Chaucer was as incomprehensible to [Shakespeare’s contemporaries] as he is to us, but we can still comprehend Shakespeare with a little effort, and the literature since then with correspondingly less effort.
1 Whan that Aprill with his shoures soote
When April with its sweet-smelling showers
2 The droghte of March hath perced to the roote,
Has pierced the drought of March to the root,
3 And bathed every veyne in swich licour
And bathed every vein (of the plants) in such liquid
4 Of which vertu engendred is the flour;
By which power the flower is created;
5 Whan Zephirus eek with his sweete breeth
When the West Wind also with its sweet breath,
6 Inspired hath in every holt and heeth
In every wood and field has breathed life into
7 The tendre croppes, and the yonge sonne
The tender new leaves, and the young sun
8 Hath in the Ram his half cours yronne,
Has run half its course in Aries,
There are some odd words, such as the pronoun hir, which has been replaced with their in modern English, but overall, the general shape of the language isn’t that hard for us to figure out, even 627 years later. We teach it to 12th graders, for goodness’ sake–it’s not rocket science (though, honestly, we teach that, too, in some classes)!

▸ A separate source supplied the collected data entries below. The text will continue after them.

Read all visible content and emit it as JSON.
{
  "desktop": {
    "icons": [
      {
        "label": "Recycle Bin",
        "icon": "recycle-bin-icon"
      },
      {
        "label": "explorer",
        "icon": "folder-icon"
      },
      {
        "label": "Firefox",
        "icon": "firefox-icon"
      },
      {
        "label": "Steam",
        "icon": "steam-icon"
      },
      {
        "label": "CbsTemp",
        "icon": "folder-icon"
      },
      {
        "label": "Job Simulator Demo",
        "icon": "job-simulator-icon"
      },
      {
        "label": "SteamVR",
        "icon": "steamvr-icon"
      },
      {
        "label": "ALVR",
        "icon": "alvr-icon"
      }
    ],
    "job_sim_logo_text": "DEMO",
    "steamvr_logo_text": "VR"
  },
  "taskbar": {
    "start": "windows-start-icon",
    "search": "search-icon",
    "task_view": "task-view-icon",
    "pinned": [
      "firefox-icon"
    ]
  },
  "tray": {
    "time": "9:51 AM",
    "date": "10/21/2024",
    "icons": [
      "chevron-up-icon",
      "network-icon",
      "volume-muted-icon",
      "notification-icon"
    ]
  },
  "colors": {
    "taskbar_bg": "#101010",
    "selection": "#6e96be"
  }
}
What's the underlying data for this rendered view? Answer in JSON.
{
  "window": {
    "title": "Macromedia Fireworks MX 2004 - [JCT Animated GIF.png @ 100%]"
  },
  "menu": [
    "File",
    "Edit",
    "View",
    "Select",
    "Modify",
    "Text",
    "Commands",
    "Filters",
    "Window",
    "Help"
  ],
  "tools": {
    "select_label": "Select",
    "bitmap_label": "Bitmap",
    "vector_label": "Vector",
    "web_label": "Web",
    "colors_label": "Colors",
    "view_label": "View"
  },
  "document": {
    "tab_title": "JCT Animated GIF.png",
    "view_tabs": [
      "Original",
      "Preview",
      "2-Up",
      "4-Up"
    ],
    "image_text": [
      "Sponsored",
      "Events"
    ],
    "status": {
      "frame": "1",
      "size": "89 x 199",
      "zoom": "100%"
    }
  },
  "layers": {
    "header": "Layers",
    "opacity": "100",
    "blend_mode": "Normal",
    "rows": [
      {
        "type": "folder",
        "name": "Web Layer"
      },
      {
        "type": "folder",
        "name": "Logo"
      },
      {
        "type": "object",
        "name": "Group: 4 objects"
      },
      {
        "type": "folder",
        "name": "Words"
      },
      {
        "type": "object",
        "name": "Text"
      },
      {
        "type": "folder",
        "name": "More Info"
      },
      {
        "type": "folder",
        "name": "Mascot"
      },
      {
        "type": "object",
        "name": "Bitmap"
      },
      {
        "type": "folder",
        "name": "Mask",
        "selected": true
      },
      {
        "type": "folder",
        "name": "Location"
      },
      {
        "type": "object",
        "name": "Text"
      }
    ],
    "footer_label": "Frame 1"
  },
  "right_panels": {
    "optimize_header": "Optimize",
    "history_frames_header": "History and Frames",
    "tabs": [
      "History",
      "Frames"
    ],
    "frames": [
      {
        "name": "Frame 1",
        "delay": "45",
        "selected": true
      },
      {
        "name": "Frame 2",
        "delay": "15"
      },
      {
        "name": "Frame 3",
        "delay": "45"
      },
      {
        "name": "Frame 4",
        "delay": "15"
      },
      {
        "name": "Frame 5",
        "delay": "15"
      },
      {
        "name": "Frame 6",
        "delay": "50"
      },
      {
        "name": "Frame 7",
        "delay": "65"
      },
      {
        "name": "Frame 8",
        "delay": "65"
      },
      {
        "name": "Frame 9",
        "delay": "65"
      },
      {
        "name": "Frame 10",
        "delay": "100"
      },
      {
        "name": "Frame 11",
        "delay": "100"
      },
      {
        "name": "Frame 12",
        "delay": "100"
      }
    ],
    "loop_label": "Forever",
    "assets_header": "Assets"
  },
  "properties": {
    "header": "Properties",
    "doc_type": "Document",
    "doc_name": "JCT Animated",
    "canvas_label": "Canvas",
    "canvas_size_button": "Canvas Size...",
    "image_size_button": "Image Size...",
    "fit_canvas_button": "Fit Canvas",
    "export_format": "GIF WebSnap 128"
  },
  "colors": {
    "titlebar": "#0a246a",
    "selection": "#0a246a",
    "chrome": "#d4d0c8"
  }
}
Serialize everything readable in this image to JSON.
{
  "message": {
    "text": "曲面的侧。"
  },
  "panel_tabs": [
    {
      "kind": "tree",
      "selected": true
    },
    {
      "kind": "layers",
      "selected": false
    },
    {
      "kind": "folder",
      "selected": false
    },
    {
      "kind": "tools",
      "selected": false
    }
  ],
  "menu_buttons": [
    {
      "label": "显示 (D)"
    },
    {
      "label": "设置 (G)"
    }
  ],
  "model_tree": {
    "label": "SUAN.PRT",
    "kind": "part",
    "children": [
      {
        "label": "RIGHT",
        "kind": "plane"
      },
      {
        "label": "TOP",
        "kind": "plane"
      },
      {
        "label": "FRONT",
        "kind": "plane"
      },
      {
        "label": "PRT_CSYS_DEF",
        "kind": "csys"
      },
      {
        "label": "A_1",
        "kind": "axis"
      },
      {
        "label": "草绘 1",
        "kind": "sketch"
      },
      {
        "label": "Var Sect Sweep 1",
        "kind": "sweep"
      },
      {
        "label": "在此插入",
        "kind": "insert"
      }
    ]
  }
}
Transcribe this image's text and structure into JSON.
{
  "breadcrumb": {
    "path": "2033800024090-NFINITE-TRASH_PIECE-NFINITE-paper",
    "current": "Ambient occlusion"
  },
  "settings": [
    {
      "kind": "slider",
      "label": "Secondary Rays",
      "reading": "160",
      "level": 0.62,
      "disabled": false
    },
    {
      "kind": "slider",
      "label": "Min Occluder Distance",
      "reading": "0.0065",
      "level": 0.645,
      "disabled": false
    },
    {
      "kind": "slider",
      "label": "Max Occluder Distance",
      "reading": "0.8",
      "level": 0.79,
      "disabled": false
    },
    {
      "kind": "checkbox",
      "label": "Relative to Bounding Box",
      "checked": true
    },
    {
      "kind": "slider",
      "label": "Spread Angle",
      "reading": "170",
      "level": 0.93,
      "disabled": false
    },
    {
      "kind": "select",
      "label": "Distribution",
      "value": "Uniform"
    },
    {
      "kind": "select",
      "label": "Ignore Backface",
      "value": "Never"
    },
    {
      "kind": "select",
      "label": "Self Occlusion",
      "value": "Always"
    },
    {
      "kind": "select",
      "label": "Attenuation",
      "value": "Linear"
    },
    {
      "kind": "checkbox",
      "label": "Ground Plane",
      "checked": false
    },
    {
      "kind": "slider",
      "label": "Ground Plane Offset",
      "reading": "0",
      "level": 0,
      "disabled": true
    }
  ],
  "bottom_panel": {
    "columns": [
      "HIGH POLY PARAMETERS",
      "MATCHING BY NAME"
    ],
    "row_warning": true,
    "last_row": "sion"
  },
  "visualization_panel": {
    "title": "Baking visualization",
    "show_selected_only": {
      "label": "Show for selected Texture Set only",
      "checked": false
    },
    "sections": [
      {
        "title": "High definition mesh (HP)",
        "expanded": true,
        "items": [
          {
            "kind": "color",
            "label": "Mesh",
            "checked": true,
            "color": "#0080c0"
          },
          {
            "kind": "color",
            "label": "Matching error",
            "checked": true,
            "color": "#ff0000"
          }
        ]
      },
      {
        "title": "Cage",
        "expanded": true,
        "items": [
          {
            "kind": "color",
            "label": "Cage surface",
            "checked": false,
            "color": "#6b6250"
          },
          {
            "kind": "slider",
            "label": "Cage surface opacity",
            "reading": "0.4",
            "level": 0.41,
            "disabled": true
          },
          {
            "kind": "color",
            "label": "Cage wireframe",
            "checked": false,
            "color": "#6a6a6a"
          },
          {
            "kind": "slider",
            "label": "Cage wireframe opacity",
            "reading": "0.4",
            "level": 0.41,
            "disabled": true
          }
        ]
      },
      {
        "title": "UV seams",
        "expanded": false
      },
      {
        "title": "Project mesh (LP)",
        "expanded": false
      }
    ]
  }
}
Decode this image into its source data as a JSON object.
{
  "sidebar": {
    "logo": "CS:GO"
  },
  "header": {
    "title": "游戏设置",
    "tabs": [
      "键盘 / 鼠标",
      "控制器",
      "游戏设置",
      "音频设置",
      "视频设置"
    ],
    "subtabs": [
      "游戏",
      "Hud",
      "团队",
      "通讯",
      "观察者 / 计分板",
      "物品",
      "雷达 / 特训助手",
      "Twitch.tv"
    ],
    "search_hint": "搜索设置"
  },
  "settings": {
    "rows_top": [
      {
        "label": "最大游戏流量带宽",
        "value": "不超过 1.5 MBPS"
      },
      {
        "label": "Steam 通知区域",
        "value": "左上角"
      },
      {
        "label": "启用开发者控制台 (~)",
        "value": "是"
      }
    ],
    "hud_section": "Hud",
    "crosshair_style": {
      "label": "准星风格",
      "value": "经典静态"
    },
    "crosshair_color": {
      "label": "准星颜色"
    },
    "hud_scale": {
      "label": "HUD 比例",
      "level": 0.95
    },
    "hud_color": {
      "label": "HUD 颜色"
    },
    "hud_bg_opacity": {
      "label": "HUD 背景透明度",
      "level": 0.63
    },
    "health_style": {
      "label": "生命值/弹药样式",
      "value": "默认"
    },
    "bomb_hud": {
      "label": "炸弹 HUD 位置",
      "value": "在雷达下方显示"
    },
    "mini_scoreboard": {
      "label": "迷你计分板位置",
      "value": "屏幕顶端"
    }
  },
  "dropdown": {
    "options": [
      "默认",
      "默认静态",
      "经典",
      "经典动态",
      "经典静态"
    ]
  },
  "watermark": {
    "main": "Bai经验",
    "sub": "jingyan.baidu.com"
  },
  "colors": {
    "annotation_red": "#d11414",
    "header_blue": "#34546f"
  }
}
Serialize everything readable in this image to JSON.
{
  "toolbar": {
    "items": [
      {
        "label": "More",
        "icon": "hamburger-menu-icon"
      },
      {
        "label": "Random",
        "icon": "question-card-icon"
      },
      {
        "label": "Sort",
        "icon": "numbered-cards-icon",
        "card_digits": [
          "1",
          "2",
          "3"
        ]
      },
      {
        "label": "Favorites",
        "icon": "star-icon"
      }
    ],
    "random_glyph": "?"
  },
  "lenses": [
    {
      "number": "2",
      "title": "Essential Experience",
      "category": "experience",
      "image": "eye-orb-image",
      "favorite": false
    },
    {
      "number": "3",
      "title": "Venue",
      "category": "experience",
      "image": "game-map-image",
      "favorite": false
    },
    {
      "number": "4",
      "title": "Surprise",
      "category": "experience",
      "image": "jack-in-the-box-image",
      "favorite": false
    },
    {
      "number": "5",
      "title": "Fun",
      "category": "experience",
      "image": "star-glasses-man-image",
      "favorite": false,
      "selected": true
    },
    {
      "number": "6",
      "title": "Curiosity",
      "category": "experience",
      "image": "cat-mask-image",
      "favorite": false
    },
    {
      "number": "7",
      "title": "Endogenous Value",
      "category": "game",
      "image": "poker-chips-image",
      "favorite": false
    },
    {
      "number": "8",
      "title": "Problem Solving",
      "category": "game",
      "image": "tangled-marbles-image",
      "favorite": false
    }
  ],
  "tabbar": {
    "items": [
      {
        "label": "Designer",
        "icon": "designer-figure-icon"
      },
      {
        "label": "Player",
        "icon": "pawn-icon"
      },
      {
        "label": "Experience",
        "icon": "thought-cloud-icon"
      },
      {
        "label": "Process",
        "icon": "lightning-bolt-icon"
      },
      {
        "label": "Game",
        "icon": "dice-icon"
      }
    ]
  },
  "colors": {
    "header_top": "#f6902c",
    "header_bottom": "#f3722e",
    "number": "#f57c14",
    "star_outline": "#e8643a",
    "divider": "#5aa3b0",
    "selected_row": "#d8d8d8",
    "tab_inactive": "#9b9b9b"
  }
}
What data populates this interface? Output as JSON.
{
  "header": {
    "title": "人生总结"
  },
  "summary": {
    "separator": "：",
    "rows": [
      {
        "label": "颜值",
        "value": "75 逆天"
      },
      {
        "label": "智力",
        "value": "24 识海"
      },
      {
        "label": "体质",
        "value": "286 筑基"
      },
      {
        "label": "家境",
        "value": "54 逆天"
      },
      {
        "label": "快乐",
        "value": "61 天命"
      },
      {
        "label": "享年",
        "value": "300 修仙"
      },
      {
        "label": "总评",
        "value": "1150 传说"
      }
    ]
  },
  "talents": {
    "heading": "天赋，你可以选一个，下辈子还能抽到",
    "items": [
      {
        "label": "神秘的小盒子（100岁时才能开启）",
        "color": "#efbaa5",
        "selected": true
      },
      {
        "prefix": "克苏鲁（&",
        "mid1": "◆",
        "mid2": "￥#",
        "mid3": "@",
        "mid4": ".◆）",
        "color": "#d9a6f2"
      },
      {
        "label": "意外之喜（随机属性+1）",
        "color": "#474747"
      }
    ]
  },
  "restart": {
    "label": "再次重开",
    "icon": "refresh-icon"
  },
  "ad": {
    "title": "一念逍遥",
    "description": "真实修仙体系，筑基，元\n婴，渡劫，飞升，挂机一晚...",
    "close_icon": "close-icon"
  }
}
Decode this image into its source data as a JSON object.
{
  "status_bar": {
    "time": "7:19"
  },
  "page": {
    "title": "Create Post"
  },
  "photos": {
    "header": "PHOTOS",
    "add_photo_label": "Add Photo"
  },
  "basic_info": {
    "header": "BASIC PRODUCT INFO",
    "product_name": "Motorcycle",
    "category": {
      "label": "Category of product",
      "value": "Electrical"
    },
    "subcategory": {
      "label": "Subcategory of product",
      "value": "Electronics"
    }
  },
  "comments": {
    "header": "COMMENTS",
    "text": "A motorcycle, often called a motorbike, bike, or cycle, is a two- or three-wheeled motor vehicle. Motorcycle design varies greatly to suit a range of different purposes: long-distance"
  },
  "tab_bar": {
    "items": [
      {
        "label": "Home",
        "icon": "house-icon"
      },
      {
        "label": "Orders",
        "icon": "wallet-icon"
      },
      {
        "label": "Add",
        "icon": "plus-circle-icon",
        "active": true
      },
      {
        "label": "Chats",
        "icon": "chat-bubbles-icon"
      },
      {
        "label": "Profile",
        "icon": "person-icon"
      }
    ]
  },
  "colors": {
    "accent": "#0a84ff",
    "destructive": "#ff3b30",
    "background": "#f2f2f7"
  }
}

Shakespeare, by contrast, wrote in Modern English. Here’s Shakespeare, completely as he wrote the lines:
Let me not to the marriage of true minds
Admit impediments. Love is not love
Which alters when it alteration finds,
Or bends with the remover to remove:
O no; it is an ever-fixed mark,
That looks on tempests, and is never shaken;
It is the star to every wandering bark,
Whose worth’s unknown, although his height be taken.
Love’s not Time’s fool, though rosy lips and cheeks
Within his bending sickle’s compass come;
Love alters not with his brief hours and weeks,
But bears it out even to the edge of doom.
If this be error and upon me proved,
I never writ, nor no man ever loved.